The idea, of course, was to make poetry more like rock music or at least folk music, more popular, in any event. Being a lifelong guitarist, David regarded these efforts with some amusement. But David was the youngest of the Beats – almost 20 years younger than Lawrence – and was himself a key player in the folk music scene that morphed into the psychedelic rock scene.
He hosted the Monday night jam at the Coffee Gallery and even had his own rock band the Serpent Power, with Clark Coolidge on drums. He had a more sophisticated sense of how poetry could work with music because he was truly in both camps. Certainly, the autoharp experiments aren’t considered highlights of the Beat corpus, but it’s an intriguing moment where a musician influenced by the Beats influences the Beats.
SW: Did Bob Dylan end up stealing the attention of the occasion somewhat?
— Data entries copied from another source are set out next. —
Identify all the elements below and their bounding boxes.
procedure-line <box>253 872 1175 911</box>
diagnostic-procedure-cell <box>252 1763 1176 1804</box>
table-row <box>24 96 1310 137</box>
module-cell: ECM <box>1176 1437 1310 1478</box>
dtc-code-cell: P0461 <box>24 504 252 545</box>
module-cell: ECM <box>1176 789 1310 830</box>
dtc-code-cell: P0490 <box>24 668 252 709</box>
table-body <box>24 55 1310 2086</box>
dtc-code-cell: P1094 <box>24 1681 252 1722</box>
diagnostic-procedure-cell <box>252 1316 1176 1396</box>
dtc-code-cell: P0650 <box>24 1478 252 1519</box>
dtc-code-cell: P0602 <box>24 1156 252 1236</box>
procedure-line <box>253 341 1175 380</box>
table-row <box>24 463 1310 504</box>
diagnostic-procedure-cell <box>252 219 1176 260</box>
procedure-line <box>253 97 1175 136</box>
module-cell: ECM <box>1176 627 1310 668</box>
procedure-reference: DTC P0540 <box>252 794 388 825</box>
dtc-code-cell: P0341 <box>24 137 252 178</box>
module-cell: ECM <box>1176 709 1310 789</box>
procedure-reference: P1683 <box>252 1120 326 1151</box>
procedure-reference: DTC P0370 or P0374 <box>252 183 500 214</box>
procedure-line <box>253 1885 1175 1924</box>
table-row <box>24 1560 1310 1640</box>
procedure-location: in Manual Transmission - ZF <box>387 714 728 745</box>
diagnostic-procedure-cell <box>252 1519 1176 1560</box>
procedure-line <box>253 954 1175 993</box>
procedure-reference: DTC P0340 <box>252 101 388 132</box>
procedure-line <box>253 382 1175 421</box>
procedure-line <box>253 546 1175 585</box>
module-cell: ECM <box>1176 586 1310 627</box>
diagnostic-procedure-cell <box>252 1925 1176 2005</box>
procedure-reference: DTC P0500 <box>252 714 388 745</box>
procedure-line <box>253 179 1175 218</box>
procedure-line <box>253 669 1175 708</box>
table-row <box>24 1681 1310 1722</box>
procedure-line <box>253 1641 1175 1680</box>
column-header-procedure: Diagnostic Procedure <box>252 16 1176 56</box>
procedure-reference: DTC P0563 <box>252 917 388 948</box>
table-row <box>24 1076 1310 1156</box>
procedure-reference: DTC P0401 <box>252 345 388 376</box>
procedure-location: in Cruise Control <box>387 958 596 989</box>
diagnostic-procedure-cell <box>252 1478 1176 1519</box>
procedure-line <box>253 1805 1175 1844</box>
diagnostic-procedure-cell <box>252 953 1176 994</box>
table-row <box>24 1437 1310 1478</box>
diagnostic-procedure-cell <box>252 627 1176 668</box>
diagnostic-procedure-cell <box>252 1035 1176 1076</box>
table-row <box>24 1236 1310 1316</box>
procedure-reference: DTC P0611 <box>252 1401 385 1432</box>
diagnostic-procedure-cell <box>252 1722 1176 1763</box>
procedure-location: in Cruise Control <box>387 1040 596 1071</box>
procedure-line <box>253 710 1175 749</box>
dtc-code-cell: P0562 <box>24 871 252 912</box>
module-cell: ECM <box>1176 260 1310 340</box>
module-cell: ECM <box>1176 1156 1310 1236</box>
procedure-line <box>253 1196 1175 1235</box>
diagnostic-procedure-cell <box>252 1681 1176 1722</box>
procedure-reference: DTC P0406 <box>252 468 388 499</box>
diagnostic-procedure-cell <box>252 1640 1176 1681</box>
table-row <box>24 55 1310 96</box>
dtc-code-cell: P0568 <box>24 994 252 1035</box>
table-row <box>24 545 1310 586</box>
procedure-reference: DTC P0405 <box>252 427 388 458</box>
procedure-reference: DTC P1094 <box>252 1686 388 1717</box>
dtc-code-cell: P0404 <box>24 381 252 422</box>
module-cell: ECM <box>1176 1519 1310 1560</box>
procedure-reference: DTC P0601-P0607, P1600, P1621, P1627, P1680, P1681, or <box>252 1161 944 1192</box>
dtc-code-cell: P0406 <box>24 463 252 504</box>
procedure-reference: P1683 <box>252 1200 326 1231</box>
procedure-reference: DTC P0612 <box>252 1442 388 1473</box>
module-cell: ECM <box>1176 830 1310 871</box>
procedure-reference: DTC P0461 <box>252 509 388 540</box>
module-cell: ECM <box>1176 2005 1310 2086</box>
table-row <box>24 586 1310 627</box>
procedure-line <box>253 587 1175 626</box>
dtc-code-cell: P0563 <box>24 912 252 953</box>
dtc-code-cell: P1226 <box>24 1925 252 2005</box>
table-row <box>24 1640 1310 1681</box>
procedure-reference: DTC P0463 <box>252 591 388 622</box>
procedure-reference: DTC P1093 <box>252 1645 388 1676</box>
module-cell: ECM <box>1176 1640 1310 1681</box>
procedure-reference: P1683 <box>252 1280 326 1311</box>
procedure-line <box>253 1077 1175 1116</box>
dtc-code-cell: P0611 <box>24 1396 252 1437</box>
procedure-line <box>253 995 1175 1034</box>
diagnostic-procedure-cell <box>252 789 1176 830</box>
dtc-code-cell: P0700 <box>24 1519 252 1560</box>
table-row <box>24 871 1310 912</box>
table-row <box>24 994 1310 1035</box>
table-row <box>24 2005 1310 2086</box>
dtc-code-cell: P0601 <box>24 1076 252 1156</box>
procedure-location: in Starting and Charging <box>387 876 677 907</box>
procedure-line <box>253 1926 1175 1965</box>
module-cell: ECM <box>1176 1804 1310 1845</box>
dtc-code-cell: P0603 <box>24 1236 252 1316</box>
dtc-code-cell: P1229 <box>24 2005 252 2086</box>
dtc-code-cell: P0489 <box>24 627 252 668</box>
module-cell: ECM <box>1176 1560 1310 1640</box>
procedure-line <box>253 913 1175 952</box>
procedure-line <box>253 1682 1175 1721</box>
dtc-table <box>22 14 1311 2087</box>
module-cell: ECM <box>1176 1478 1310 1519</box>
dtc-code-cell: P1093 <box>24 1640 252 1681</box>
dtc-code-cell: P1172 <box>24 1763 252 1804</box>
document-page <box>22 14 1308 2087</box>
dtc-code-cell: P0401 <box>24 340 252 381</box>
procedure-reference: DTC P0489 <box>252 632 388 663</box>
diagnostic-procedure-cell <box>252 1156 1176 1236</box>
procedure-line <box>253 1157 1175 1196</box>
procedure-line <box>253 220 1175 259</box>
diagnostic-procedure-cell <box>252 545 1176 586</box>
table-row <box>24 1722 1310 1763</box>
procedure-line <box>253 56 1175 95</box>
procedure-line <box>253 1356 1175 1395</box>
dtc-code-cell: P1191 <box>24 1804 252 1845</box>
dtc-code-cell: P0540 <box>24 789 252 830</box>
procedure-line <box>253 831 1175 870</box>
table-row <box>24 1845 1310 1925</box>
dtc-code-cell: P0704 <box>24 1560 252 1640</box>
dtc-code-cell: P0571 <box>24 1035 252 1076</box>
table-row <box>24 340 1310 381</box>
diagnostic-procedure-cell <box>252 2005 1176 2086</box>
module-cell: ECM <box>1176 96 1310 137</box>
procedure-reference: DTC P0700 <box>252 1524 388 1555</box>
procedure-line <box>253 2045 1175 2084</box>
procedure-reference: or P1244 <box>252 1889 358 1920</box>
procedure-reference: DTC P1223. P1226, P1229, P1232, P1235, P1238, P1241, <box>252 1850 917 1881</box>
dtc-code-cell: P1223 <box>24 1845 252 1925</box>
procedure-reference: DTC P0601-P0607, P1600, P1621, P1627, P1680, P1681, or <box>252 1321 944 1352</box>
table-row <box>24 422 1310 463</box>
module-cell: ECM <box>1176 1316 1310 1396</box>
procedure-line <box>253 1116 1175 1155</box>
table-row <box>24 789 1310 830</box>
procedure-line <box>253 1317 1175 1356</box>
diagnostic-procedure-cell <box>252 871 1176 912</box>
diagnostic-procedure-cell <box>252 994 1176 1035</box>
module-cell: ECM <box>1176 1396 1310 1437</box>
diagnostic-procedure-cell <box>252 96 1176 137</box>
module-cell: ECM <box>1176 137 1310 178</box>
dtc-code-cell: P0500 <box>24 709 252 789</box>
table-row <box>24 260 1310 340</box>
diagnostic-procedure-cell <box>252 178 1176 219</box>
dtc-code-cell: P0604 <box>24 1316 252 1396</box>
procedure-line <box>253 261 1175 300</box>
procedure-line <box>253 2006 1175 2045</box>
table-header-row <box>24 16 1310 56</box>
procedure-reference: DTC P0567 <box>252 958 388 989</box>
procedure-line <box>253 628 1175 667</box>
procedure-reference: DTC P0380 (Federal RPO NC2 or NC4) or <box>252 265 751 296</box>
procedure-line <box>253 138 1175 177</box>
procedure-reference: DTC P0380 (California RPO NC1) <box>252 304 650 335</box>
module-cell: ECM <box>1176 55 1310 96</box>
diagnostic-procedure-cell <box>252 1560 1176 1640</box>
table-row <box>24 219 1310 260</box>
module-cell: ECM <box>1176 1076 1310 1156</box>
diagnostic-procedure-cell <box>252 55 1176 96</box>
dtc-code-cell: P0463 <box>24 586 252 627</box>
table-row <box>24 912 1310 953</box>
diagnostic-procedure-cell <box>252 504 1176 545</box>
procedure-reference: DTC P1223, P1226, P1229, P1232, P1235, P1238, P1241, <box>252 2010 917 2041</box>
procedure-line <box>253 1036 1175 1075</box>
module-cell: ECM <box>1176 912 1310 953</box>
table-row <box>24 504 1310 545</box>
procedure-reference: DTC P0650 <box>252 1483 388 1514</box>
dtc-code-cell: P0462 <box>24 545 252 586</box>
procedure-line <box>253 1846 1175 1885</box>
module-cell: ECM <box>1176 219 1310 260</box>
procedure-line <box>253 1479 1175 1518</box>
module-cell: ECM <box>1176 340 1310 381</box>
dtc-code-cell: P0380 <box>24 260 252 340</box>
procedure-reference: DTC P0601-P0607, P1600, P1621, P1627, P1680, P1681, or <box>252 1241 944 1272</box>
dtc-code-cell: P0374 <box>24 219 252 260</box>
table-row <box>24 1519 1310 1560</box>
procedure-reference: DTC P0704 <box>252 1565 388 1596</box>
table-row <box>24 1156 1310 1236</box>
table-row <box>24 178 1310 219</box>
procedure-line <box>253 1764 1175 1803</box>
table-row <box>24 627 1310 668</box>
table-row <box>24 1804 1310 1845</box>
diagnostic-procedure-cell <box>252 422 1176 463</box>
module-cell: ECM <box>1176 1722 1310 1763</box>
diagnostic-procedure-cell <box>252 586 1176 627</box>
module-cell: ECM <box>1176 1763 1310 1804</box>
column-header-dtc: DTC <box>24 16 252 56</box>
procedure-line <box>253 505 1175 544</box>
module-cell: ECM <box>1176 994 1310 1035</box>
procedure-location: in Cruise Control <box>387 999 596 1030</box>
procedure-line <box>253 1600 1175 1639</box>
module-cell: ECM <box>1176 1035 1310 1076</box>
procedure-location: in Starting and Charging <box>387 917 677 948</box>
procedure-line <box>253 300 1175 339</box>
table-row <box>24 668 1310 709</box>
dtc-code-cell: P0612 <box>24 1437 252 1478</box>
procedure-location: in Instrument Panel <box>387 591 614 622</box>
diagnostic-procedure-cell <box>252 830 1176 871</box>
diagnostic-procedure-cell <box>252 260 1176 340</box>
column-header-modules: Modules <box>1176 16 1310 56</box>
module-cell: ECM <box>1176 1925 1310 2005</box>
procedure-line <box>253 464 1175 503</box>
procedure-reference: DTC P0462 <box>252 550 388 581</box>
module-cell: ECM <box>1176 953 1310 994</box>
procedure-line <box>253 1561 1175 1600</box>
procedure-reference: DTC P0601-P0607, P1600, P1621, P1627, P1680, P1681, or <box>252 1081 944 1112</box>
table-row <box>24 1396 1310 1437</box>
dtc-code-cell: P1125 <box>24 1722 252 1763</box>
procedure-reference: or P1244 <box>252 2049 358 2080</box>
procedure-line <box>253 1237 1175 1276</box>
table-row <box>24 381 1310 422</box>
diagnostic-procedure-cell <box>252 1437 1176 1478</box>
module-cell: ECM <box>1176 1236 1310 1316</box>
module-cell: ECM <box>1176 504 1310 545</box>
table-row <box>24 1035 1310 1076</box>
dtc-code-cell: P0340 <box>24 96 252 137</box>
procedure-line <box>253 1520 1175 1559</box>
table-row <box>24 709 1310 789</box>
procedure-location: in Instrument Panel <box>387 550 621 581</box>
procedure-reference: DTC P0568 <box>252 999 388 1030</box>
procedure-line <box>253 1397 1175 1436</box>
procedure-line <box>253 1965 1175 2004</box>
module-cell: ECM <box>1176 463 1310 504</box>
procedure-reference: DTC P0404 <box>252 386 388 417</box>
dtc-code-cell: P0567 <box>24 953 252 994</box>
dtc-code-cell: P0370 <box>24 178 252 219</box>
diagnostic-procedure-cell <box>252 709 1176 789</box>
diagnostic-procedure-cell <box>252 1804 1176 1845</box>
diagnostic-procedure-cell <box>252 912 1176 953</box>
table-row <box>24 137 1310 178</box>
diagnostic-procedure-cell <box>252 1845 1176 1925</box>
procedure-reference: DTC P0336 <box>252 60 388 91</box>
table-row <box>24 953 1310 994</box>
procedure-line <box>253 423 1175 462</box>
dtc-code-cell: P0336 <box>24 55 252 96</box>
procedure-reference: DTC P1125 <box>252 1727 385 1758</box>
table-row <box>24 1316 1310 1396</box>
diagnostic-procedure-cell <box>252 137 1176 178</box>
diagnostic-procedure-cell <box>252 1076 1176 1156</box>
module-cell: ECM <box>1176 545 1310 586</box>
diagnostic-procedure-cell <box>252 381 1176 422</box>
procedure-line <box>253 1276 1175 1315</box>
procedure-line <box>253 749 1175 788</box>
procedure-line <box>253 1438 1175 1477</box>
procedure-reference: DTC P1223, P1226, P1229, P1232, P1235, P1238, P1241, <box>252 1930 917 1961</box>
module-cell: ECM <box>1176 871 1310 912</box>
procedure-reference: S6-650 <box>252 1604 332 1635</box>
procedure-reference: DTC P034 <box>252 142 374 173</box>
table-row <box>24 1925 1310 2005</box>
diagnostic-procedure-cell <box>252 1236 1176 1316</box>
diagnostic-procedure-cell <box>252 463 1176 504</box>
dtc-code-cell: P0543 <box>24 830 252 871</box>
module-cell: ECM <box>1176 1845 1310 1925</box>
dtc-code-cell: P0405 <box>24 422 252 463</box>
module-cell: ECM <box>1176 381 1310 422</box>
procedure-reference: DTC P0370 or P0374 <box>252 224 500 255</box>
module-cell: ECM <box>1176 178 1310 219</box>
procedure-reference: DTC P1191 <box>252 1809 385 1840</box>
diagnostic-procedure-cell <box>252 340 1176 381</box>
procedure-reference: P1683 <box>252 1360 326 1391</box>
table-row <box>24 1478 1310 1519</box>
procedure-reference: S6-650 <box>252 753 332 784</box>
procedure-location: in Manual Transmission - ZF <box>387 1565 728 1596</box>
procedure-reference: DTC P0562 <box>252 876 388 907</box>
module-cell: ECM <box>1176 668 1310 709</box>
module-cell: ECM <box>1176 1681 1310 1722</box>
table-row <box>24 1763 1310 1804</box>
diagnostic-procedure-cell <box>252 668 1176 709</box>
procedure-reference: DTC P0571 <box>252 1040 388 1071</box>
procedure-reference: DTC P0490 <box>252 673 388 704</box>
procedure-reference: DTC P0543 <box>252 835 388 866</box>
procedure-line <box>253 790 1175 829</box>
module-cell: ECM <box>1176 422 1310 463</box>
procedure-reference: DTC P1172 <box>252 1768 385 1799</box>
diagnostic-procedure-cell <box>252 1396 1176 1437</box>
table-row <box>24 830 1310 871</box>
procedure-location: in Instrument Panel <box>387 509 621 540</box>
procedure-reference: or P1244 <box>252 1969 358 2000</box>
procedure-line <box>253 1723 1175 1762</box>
GC: This I don’t know; probably?
See also: ‘Last Gathering at 60: The final tango?’, December 7th, 2025; ‘Last Gathering at 60: Jerry Cimino’, December 6th, 2025; ‘Last Gathering at 60: A survivor speaks’, December 4th, 2025; ‘Last Gathering at 60: ‘Making meaning’, December 4th, 2025; ‘The Last Gathering Beats’, December 2nd, 2025


Tony Frisco (who uses the nom de plume Antonio Pineda and regularly contributes to Rock and the Beat Generation) comments:
David Meltzer rehearsed the SERPENT POWER @ Straight Theater during my tenure. A raga/rock/jazz confluence which blew my mind. Larry Keenan the teen rebel who photographed the famous pic of Dylan/McClure/Ginsberg is a San Francisco legend. Meltzer is a poet and influencer who does not receive the attention he deserves.